En 1986, le poste de directeur adjoint de la bibliothèque de l'université de Leyde se libéra. Après quelque hésitation, due à l'obligation d'assumer aussi la direction des services techniques et administratifs, je décidai de poser ma candidature après que le conservateur en chef m'eut assuré que j’aurais à superviser des secteurs plus directement en rapport avec la profession, telles l'indexation matières, la bibliographie et l'informatisation de la bibliothèque. Le comité de bibliothécaires à qui il revenait d’effectuer la sélection me confia le poste en 1987. Désormais responsable d'un nombre de services conséquent et du travail d'environ 75 personnes, je ne tardai pas à m'apercevoir qu'à la place qui était la mienne, il est peu fructueux de présenter des plans et des projets séduisants si l'on ne sait pas motiver les gens qui doivent les mettre en oeuvre. Aussi ai-je suivi différents cours d'administration (générale et relative aux bibliothèques), tout en apprenant, cette fois encore, beaucoup de ma pratique quotidienne et des conseils de mes collègues.

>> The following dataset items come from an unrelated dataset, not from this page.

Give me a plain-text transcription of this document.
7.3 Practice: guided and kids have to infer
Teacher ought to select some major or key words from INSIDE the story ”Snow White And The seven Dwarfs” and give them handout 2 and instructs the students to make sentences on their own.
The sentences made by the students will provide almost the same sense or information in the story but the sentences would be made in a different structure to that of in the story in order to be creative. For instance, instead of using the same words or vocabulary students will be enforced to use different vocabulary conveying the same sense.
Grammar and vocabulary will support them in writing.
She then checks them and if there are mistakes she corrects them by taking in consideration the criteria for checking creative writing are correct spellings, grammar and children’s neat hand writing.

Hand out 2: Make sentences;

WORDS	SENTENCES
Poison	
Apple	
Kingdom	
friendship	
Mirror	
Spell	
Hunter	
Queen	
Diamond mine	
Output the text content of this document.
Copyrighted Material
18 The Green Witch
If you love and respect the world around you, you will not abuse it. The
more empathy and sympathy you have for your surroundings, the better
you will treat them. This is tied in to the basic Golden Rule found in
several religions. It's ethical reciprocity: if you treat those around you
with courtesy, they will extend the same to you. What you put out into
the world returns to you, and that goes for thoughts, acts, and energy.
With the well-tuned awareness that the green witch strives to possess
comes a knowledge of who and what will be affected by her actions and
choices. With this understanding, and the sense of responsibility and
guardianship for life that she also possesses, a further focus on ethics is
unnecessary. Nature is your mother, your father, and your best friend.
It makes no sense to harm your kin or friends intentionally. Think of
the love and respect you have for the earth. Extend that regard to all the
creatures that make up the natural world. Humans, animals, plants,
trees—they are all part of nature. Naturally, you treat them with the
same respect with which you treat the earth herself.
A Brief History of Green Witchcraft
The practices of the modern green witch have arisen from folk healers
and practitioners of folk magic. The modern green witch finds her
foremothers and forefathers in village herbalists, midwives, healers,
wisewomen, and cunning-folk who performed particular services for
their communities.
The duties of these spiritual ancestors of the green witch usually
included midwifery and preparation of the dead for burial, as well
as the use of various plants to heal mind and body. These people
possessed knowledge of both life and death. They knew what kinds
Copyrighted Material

L'évolution de ma carrière vers la gestion et l'administration m'amena pour finir à souhaiter assumer pleinement la responsabilité d'une bibliothèque universitaire.
L'occasion s'en présenta en 1991, année où le poste de directeur des bibliothèques de l'université de technologie de Eindhoven devint vacant. Je l'obtins après avoir été choisi par un comité composé de membres du conseil d'administration de l'université de technologie, du directeur d'une autre bibliothèque universitaire et de plusieurs bibliothécaires. En sus de l'expérience professionnelle et administrative, la formation scientifique est en effet un atout pour occuper des fonctions de direction au sein d'une université technique.
Hors des bibliothèques
Pendant toutes ces années, ma participation active à la vie des bibliothèques néerlandaises m'a mis en contact avec quantité de mes collègues. Après avoir participé à divers groupes de travail et associations professionnelles, je suis entré dans le conseil d'administration de l'Association néerlandaise des bibliothécaires. J'en ai été le vice-président de 1992 à 1994, et le président de 1994 à 1996. Les relations ainsi nouées m'ont beaucoup aidé à multiplier les contacts et les échanges d'expériences à l'échelle de mon pays. Je tiens également à souligner que j'ai énormément appris de mes collègues à l'occasion des colloques nationaux et internationaux qui nous réunissent.
Après les systèmes de documentation en ligne, les bases de données sur cédéroms, l'informatisation des bibliothèques, les ordinateurs personnels et les premiers réseaux d'ordinateurs, nous voici arrivés à l'ère d'Internet, avec à l'horizon la bibliothèque entièrement numérisée de demain à laquelle nos utilisateurs auront accès de chez eux. Assez naturellement, le public amené à fréquenter la bibliothèque d'une université de technologie souhaite disposer d'équipements techniques de pointe, tout en exigeant des supports et des systèmes d'exploitation fiables. Il faut donc trouver un juste milieu entre les sources et les services qui ont fait leurs preuves, d'une part, et, de l'autre, les innovations performantes.
Travailler dans une bibliothèque universitaire est fascinant, lorsque les fonctions qu'on y occupe combinent un travail de nature universitaire portant sur de nombreuses disciplines avec la gestion et l'administration de systèmes et de services, et, plus important encore, parce qu'elles permettent de nouer des relations humaines enrichissantes. En ce qui me concerne, j'ai eu le privilège d'avoir pu travailler de la sorte dans différentes universités.